Un caballero a la deriva, de Herbert Clyde Lewis (Periférica) Traducción de Ángeles de los Santos | por Gema Monlleó

Herbert Clyde Lewis | Un caballero a la deriva

“Vladimir: ¡Qué! ¿Nos vamos?
Estragon: Sí, vámonos.
(No se mueven)” 

Esperando a Godot, Samuel Beckett​ 

¡Hombre al agua! Este es el primer pensamiento que nos viene a la cabeza si pensamos en un hombre que cae accidentalmente al agua desde un barco. ¿Quién grita ¡hombre al agua!? Alguien que ha visto el accidente. Un caballero a la deriva, la primera novela (casi nouvelle) de Herbert Clyde Lewis (Nueva York 1909-1950), parte de la caída al agua del caballero Henry Preston Standish pero como nadie ha visto el accidente nadie puede gritar ¡hombre al agua!. 

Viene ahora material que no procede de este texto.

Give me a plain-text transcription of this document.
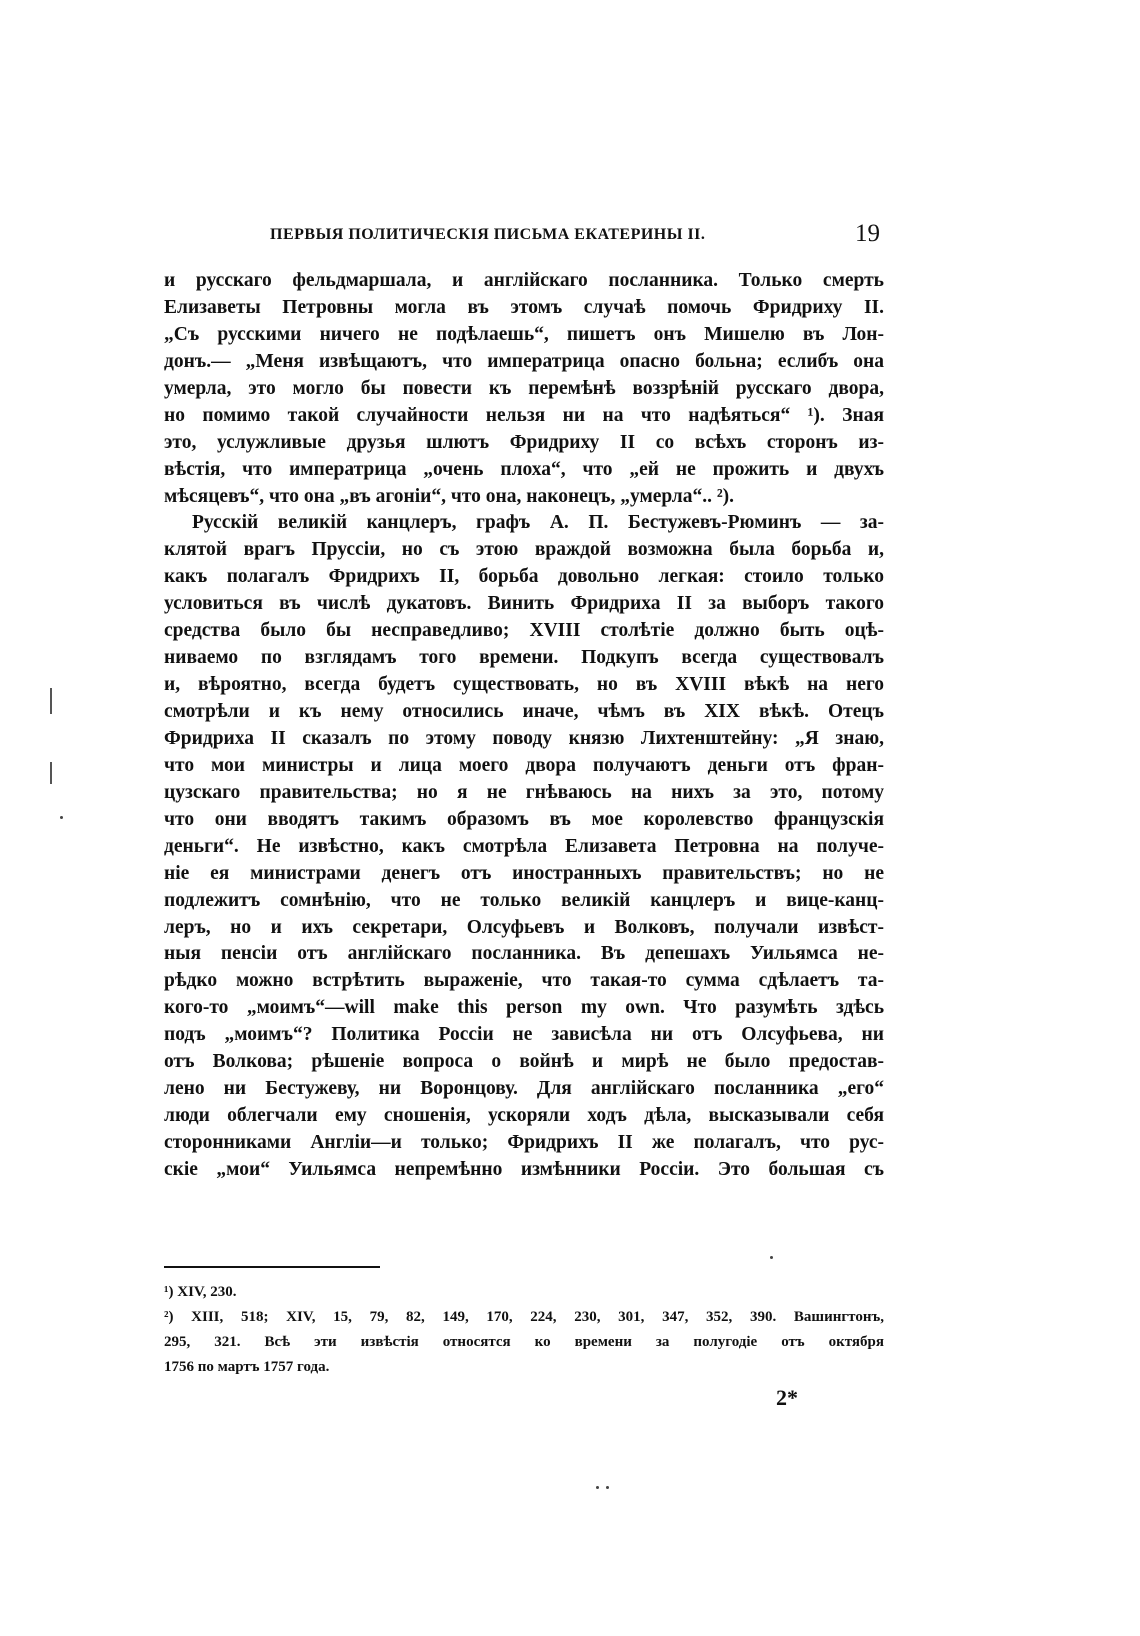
ПЕРВЫЯ ПОЛИТИЧЕСКІЯ ПИСЬМА ЕКАТЕРИНЫ II.	19
и русскаго фельдмаршала, и англійскаго посланника. Только смерть
Елизаветы Петровны могла въ этомъ случаѣ помочь Фридриху II.
„Съ русскими ничего не подѣлаешь“, пишетъ онъ Мишелю въ Лон-
донъ.— „Меня извѣщаютъ, что императрица опасно больна; еслибъ она
умерла, это могло бы повести къ перемѣнѣ воззрѣній русскаго двора,
но помимо такой случайности нельзя ни на что надѣяться“ ¹). Зная
это, услужливые друзья шлютъ Фридриху II со всѣхъ сторонъ из-
вѣстія, что императрица „очень плоха“, что „ей не прожить и двухъ
мѣсяцевъ“, что она „въ агоніи“, что она, наконецъ, „умерла“.. ²).
Русскій великій канцлеръ, графъ А. П. Бестужевъ-Рюминъ — за-
клятой врагъ Пруссіи, но съ этою враждой возможна была борьба и,
какъ полагалъ Фридрихъ II, борьба довольно легкая: стоило только
условиться въ числѣ дукатовъ. Винить Фридриха II за выборъ такого
средства было бы несправедливо; XVIII столѣтіе должно быть оцѣ-
ниваемо по взглядамъ того времени. Подкупъ всегда существовалъ
и, вѣроятно, всегда будетъ существовать, но въ XVIII вѣкѣ на него
смотрѣли и къ нему относились иначе, чѣмъ въ XIX вѣкѣ. Отецъ
Фридриха II сказалъ по этому поводу князю Лихтенштейну: „Я знаю,
что мои министры и лица моего двора получаютъ деньги отъ фран-
цузскаго правительства; но я не гнѣваюсь на нихъ за это, потому
что они вводятъ такимъ образомъ въ мое королевство французскія
деньги“. Не извѣстно, какъ смотрѣла Елизавета Петровна на получе-
ніе ея министрами денегъ отъ иностранныхъ правительствъ; но не
подлежитъ сомнѣнію, что не только великій канцлеръ и вице-канц-
леръ, но и ихъ секретари, Олсуфьевъ и Волковъ, получали извѣст-
ныя пенсіи отъ англійскаго посланника. Въ депешахъ Уильямса не-
рѣдко можно встрѣтить выраженіе, что такая-то сумма сдѣлаетъ та-
кого-то „моимъ“—will make this person my own. Что разумѣть здѣсь
подъ „моимъ“? Политика Россіи не зависѣла ни отъ Олсуфьева, ни
отъ Волкова; рѣшеніе вопроса о войнѣ и мирѣ не было предостав-
лено ни Бестужеву, ни Воронцову. Для англійскаго посланника „его“
люди облегчали ему сношенія, ускоряли ходъ дѣла, высказывали себя
сторонниками Англіи—и только; Фридрихъ II же полагалъ, что рус-
скіе „мои“ Уильямса непремѣнно измѣнники Россіи. Это большая съ
¹) XIV, 230.
²) XIII, 518; XIV, 15, 79, 82, 149, 170, 224, 230, 301, 347, 352, 390. Вашингтонъ,
295, 321. Всѣ эти извѣстія относятся ко времени за полугодіе отъ октября
1756 по мартъ 1757 года.
2*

¿Será esta otra novela de náufragos? ¿Una suerte de Robinson Crusoe (Daniel Defoe, 1719) o de Relato de un náufrago (Gabriel García Márquez, 1970)? No, la particularidad de Un caballero a la deriva es que recoge los pensamientos de Standish mientras está en el agua, mientras ve el Arabella (el vapor que hace el trayecto entre Hawai y Panamá) alejarse y mientras espera que regrese a por él una vez tripulación o tripulantes se percaten de su ausencia en el barco.  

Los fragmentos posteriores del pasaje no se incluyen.